Her father reportedly had a history of violence, serving jail time for sexual battery and aggravated assault. When Amanda was four years old, her parents split up and Johnny moved to Elizabethton, Tennessee, where he had family. Louwana remained in Cleveland, to raise her two daughters.

Every summer, Amanda visited her father and extended family in Tennessee, and was especially close to her grandmother, Fern Gentry.

“Commando Amando,” as her father nicknamed her, was a “real firecracker” and loved the rural countryside, where she played with her cousins in the Blue Ridge Mountains.

“We would play hide-and-seek [and] take showers in the creek,” said her best friend, Lisha Jacome. “It was her favorite place.”

Amanda went to Wilbur Wright Middle School and knew Angie and Emily Castro, who were also pupils there. She was a good student with a reputation as a “girly girl,” who dreamed of becoming a fashion designer when she grew up. She loved rap music and was a big fan of Eminem, putting his posters on her bedroom wall.

“She was always so smart,” her cousin Tina Miller said. “Mandy was always in the magnet programs at school.”

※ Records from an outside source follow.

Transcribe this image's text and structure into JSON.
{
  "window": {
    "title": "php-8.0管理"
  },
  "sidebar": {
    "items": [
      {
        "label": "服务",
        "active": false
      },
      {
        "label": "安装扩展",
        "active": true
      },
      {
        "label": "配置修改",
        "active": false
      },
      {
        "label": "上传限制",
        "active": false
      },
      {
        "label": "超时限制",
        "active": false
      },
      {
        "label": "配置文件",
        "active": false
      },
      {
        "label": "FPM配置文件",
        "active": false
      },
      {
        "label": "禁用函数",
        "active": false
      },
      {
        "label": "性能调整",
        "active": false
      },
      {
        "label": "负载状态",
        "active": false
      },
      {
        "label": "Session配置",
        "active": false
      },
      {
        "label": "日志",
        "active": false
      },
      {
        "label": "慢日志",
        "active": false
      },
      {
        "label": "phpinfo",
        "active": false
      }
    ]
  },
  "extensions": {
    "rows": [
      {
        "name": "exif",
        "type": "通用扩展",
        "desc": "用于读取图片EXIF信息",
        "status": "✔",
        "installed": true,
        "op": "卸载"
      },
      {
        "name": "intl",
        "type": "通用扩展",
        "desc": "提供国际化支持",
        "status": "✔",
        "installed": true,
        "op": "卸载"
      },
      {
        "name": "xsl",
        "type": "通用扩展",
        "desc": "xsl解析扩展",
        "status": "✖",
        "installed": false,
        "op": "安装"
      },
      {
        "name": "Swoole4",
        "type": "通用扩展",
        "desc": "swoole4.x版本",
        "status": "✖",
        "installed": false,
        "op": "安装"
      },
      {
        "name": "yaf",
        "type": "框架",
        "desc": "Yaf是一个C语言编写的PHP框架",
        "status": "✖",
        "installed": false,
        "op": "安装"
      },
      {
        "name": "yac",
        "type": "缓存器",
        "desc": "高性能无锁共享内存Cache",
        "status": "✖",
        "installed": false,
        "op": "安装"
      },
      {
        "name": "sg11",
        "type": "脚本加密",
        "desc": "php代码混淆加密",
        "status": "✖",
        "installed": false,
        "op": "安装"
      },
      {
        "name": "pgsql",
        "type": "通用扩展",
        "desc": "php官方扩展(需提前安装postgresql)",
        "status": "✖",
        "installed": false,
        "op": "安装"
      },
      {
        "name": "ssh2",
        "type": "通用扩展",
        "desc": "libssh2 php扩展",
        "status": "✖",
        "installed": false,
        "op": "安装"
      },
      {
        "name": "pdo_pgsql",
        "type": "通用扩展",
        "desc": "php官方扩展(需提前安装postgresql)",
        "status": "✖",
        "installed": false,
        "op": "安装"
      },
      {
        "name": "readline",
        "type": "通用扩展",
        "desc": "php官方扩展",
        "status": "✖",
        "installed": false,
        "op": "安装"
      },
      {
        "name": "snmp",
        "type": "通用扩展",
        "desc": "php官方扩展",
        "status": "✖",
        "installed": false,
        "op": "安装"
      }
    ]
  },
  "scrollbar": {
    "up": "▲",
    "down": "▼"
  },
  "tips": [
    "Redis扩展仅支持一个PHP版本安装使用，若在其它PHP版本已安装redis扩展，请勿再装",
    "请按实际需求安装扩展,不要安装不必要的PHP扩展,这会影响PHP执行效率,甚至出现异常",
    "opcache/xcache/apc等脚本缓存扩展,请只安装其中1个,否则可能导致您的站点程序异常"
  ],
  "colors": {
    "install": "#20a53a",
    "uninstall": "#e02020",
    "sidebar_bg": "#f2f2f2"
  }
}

After spending a short time at John Marshall High School, where she was in the gifted student program, Amanda studied online at home. Her sister, Beth, had recently married a young man named Teddy Serrano, who had moved into the house.

At sixteen, Amanda got a job at Burger King on West 110th Street and Lorain Avenue, just three blocks away from her home. The petite five-foot-one-inch teenager had waist-length wavy blond hair, and had her left eyebrow pierced to keep up with the latest trend.

She loved Tommy Hillfiger and Nautica clothes, although she was careful never to mix them. She adored costume jewelry and collected necklaces, including a gold one spelling out
AMANDA
and another with a Playboy bunny.

Amanda loved to stay out late and party, drinking beer and smoking marijuana, but she always stayed clear of hard drugs.

In mid-March 2003, Amanda started dating Danizo Diaz, a tall, handsome sixteen-year-old Latino boy whom she first met after taking his order at Burger King’s drive-through window. Diaz drove a white Dodge Intrepid convertible and was known to everyone as “DJ.” Amanda told friends she thought the relationship looked promising.

At 2:00
P.M.
on Monday, April 21, Amanda Berry kissed her mother good-bye and left for her shift at Burger King, wearing her maroon uniform.

“I love you,” Louwana told her. “Have a good day at work.”

It was the day before her seventeenth birthday, and her mother had organized a party. Before leaving, Amanda had carefully placed $100 in crisp new bills in her bedroom drawer to get her nails done later that night and buy a new outfit. A stack of gift-wrapped presents lay on her bed.

But there was something troubling Amanda that day. She had just heard that her brother-in-law, Teddy Serrano, who also worked at Burger King, was having an affair with a female worker there. The affair had started a month earlier, and when somebody told Amanda, she was devastated.

That afternoon, she tearfully called her mother several times for advice on what to do. Later, Teddy Serrano would tell police that he had seen Amanda “upset and crying,” making calls on her new cell phone.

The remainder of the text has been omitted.